A l’occasion de la procédure lancée par plusieurs consommateurs américains contre la société DoubleClick, il est bon de rappeler qu’il existe en matière de "profiling", c’est-à-dire d’analyse comportementale de l’internaute, des règles du jeu à respecter.

On ne saurait analyser le comportement d’un internaute et les données recueillies sur lui sans respecter les règles de droit destinées à protéger sa vie privée et son intimité.

S’agissant d’abord de la collecte de l’information, il convient de rappeler que ne peuvent être utilisées que des techniques qui permettent de récupérer de l’information sans que cette collecte ne soit considérée comme une intrusion dans le système informatique de l’internaute.

Aussi, toutes les techniques qui consisteraient à pénétrer le disque dur de l’internaute mais également le serveur des prestataires Internet (dans lesquels les données relatives aux internautes peuvent être récupérées) sont strictement interdites, sauf à contracter spécifiquement, pour ce faire, avec l’internaute.

Il existe sur ce point des contrats dits de panelisation qui permettent, au même titre que cela existe en matière audiovisuelle, d’obtenir l’accord d’un internaute pour que puisse être récupérée et analysée toute information sur son disque dur (s’agissant de ses escapades internautes bien entendu) et permettant là de procéder une analyse approfondie de son comportement.
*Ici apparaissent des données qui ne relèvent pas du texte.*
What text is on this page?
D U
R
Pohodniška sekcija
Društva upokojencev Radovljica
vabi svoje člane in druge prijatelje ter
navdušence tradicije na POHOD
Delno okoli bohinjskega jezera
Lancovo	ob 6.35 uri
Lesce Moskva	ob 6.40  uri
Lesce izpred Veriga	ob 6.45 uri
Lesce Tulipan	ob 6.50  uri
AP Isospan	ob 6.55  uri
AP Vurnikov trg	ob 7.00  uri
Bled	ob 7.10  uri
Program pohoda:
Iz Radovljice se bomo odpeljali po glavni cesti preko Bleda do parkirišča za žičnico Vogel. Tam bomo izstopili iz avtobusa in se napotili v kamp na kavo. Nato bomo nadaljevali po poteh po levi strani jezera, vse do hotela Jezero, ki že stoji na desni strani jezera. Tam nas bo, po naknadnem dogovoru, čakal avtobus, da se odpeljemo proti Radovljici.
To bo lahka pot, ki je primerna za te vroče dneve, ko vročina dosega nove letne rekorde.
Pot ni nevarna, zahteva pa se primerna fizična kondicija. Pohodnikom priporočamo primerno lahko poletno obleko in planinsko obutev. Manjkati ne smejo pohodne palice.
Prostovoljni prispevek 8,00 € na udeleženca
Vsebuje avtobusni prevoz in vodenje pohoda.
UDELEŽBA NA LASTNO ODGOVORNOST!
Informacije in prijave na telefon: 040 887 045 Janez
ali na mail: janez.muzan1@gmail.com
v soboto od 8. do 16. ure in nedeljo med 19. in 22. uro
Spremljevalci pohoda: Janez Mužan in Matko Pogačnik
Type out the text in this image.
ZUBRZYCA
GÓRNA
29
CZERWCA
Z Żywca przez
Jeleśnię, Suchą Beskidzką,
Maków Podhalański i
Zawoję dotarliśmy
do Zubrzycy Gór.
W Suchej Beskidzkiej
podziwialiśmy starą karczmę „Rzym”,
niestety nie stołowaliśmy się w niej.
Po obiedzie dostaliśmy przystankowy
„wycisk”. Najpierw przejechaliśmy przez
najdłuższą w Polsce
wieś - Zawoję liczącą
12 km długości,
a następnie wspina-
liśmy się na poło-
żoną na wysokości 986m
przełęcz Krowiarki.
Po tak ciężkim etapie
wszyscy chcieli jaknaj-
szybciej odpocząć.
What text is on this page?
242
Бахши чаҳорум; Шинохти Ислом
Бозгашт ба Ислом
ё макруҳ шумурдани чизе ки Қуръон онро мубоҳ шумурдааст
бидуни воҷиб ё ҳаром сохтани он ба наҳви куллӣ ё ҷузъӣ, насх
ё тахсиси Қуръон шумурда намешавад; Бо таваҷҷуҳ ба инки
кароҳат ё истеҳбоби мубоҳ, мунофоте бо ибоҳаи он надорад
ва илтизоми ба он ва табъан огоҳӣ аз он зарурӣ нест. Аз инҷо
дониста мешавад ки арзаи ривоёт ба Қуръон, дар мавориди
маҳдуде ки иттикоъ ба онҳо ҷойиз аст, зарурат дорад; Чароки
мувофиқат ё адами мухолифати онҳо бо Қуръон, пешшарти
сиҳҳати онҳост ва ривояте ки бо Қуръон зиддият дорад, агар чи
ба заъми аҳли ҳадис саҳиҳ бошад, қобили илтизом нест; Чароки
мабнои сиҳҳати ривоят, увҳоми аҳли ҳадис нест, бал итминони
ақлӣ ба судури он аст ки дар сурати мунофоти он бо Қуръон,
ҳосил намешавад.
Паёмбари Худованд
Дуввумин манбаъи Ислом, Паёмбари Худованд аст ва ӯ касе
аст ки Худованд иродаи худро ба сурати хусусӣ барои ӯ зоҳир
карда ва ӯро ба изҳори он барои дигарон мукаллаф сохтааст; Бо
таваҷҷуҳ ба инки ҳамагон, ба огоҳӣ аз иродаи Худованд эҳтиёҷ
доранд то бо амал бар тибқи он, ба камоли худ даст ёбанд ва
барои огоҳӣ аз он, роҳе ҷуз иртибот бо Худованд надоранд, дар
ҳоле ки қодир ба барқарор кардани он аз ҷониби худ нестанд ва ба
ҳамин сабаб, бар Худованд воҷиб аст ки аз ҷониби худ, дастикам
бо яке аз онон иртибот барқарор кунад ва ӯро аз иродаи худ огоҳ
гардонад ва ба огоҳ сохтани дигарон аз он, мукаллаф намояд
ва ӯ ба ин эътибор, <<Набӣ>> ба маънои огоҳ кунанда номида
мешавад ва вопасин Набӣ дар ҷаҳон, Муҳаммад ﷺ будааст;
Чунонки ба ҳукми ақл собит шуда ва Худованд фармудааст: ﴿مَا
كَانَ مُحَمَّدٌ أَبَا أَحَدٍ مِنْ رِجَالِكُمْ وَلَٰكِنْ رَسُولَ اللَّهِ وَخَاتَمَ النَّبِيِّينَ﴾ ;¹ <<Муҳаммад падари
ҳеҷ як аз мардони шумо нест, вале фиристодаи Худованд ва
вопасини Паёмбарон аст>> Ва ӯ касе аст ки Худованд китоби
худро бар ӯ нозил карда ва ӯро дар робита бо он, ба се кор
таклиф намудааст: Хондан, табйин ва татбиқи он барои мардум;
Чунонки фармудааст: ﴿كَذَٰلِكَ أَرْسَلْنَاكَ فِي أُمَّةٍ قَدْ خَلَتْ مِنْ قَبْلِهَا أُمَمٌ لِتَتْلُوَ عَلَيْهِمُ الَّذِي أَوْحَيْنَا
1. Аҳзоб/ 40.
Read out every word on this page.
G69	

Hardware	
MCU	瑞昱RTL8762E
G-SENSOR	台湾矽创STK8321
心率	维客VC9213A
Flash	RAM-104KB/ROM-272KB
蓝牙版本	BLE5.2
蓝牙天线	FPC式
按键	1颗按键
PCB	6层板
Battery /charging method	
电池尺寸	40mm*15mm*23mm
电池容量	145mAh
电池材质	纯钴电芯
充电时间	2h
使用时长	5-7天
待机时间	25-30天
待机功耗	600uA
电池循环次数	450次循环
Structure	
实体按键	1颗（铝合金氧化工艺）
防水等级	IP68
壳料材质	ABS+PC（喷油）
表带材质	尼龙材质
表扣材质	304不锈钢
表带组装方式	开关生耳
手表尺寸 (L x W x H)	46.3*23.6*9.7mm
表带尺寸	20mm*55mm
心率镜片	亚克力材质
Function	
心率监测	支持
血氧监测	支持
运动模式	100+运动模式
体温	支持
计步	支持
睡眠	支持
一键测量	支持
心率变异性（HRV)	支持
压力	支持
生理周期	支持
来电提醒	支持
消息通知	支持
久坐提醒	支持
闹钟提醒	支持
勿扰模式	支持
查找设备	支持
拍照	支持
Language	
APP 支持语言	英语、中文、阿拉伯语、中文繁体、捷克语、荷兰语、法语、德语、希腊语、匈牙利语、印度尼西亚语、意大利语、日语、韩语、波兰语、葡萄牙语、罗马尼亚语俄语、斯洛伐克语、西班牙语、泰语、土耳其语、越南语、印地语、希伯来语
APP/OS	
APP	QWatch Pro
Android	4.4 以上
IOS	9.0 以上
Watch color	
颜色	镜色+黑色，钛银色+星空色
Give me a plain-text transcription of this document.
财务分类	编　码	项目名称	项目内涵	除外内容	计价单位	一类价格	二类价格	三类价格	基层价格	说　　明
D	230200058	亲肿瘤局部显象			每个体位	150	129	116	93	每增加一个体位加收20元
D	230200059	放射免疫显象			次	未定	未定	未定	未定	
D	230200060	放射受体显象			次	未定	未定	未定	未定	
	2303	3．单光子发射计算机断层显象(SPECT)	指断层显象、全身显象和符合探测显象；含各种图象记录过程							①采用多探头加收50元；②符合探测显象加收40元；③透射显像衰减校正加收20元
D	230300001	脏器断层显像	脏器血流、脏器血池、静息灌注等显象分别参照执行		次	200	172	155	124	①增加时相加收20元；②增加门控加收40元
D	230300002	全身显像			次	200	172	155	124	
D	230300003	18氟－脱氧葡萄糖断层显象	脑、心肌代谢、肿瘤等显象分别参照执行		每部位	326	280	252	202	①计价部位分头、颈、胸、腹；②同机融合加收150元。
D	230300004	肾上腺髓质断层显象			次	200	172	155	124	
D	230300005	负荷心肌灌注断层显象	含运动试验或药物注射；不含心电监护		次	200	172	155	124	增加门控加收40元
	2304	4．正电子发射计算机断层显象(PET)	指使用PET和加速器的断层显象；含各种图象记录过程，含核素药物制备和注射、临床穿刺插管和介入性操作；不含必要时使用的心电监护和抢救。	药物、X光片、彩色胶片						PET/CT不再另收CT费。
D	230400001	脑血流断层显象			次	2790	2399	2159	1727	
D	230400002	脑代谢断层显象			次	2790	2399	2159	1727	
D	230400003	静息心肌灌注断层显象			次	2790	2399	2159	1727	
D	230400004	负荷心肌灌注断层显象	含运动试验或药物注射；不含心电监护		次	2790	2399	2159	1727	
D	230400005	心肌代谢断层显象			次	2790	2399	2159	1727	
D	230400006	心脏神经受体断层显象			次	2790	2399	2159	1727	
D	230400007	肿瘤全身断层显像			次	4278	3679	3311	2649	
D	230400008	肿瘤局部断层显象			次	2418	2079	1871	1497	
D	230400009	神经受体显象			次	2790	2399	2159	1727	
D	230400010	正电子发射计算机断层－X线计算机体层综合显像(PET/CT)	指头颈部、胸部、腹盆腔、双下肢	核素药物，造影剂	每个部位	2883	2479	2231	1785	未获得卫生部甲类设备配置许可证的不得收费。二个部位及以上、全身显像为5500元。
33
Plus généralement, l’analyse comportementale est réalisée lorsque l’internaute passe sur un site et qu’à l’occasion de ce passage des informations sont collectées sur lui.

Ces informations lui sont soit demandées sous la forme d’un questionnaire auquel il peut décider de ne pas répondre, soit, et c’est la technique la plus utilisée, ces informations sont obtenues par l’utilisation de techniques moins décelables de type "cookies".

Là encore, il convient de rappeler que le droit pour l’internaute d’être informé est un principe fondamental. Il en est ainsi par la simple application de la loi du 6 janvier 1978 dite "Informatique et libertés".

Mais au delà de l’information de l’internaute, il faut également rappeler que celui-ci doit disposer du droit d’accès et de rectification aux données qui ont été collectées sur lui, ce qui n’est pas la moindre des obligations à la charge du profiler.

Enfin, il faut rappeler que les données collectées, c’est-à-dire les résultats du "profiling", doivent en tout état de cause, s’agissant de base de fichier de données nominatives ou indirectement nominatives, faire l’objet des déclarations auprès de la Commission nationale de l’informatique et des libertés (CNIL) mais aussi, on l’oublie bien souvent, de la mise en œuvre des techniques sécuritaires permettant de garantir que ces bases d’information ne seront pas exploitées par des tiers de manière indue.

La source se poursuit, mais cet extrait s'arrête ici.